Miranda sighed and looked at the bundle askance, 'I hate to tell you this, Domini, but I think you're wasting your time. Sander is dead set against trying this. In fact, he's been in a cold fury ever since yesterday. There's no way you're to get him to do something he doesn't want to do.'

'Doesn't he keep his promises?' asked Domini lightly as she removed her coat. Today her hair was carefully smoothed into its French knot, with only a few pale tendrils escaping to frame her face. She had donned navy slacks and a rib-knit gold sweater with the unsettling knowledge that she would only have to take them off. With thoughts of chilled skin as much as modesty, she had also stuffed a terrycloth bathrobe into her capacious shoulder-bag. There was no point being naked more than necessary.

'Did he make a promise?' Miranda asked in surprise.

'Yes,' Domini said. 'In exchange for a promise from me.' Miranda's confusion was evident, so Domini outlined her arrangement with Sander, keeping her tone light and her explanations simple.

Miranda's face turned increasingly dubious once she understood.'I should warn you, Domini,' she mentioned without censure, 'I don't think he has any plans of going through with it, no matter what he said. He told me you'd be coming, and he told me to send you up. But I heard him mutter something between his teeth. It was hard to make out, but I think it was something about making short work of the whole thing. Or maybe of you. He does keep his promises, I'll grant you that, so he must be intending to make you break yours.'

That knowledge hardly helped still the butterflies in Domini's stomach. 'I'll face that when it comes,' she said and shrugged with a light laugh. 'Disaster is still half an hour away. Do you mind if I sit and visit with you?'

Miranda indicated a chair close to her sales desk. 'By all means. Do you mind if I munch my lunch? I always bring a sandwich down because I don't like locking up shop more often than absolutely necessary.' She circled the desk and sat down, then paused and eyed Domini anxiously. 'Although I could do that for a few minutes this afternoon, if necessary. Do you think you'll need to be rescued?'

'I doubt it.' Domini smiled, with more hope than conviction. 'I'll scream if I'm in need.'

'Have you eaten?' asked Miranda, extracting a sandwich from her drawer. 'I'm not too hungry and I'll be happy to share. Not fancy, but if you like chopped eggs...'

'I've eaten,' Domini lied. Nerves had prevented her from getting a single morsel down her throat, even at breakfast time, when she usually ate the oatmeal porridge she made for Tasey. 'Besides, Miranda, you could use it. You're all skin and bones. Very attractive of course ... but you could use a few pounds.'

'Thanks,' Miranda replied with a wry grin. Still in her carefully kept black dress, she presented a picture of chic respectability, but Domini wondered if she would not be far prettier in some lighter colour ... a soft dove grey, for instance, to enhance eyes that were many shades lighter than Sander's. But dove grey, Domini supposed, needed too many trips to the dry cleaner.
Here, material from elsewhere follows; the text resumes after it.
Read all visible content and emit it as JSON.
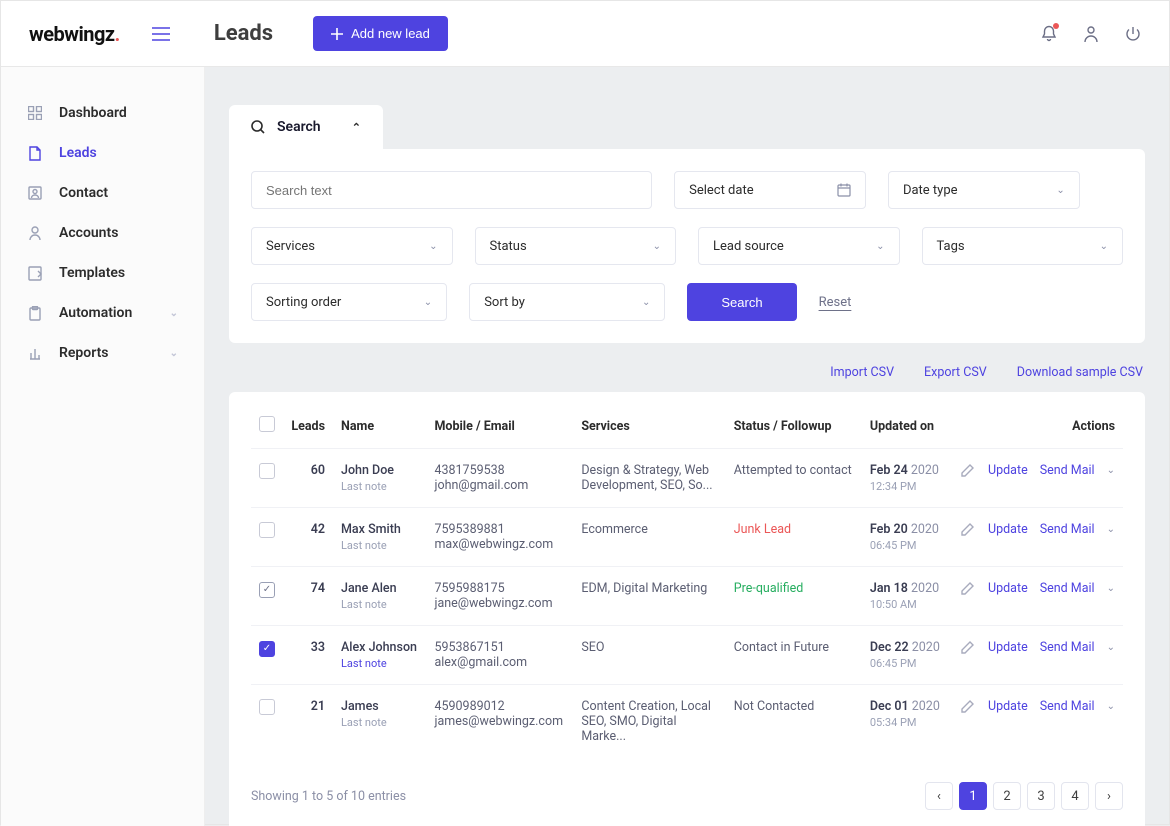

'You've hung a new show,' Domini remarked, looking around the gallery. Gone were the indifferent art toys, and in their place was a collection of indifferent paintings. 'You must have been working very hard to get them all up since yesterday.'

'The picture rails help,' Miranda said. 'Joel came over this morning to lend a hand. Sander keeps offering to do it, but I don't like to let him in case he falls. I get around it by not telling him when I'm going to rehang.'

'Joel seems very nice. Is he divorced? Or widowed?'

Miranda was studying the sandwich in her hands. 'Divorced,' she said. 'His wife went off to discover herself, or some such thing. Crazy, isn't it? Trading kids for a career! I'd give my eye teeth to have the choice, but I wouldn't make the same decision.'

'I thought he looked decidedly eligible,' Domini observed. 'I gather you haven't known him for too long?'

'Just since he bought the restaurant.' Miranda ducked her head and busied herself in brushing imaginary crumbs from her lap. Then she looked up and smiled brightly. 'Now tell me about yourself. Do you know, in all the conversations we've had, you've hardly told me a thing? It's really unfair, the way I've dumped all my problems on you! Now start at the beginning. Where are you from? New Yorkers are never from New York.'

'This one is,' said Domini, smiling. The lie had become so much a part of her existence that she told it now without hesitation. But talking about herself was not the purpose of early arrival. For the next few minutes she tried without success to turn away Miranda's questions. Today, however, Miranda would not be deterred, and so Domini went through an assortment of fanciful tales invented long ago: parents who had died in her youth, a kindly aunt and uncle who had reared her and then moved to Europe, a lover who had died in an aeroplane crash, leaving Tasey as his only legacy. The stories had served Domini well over the years, and by this time they came trippingly off the tongue.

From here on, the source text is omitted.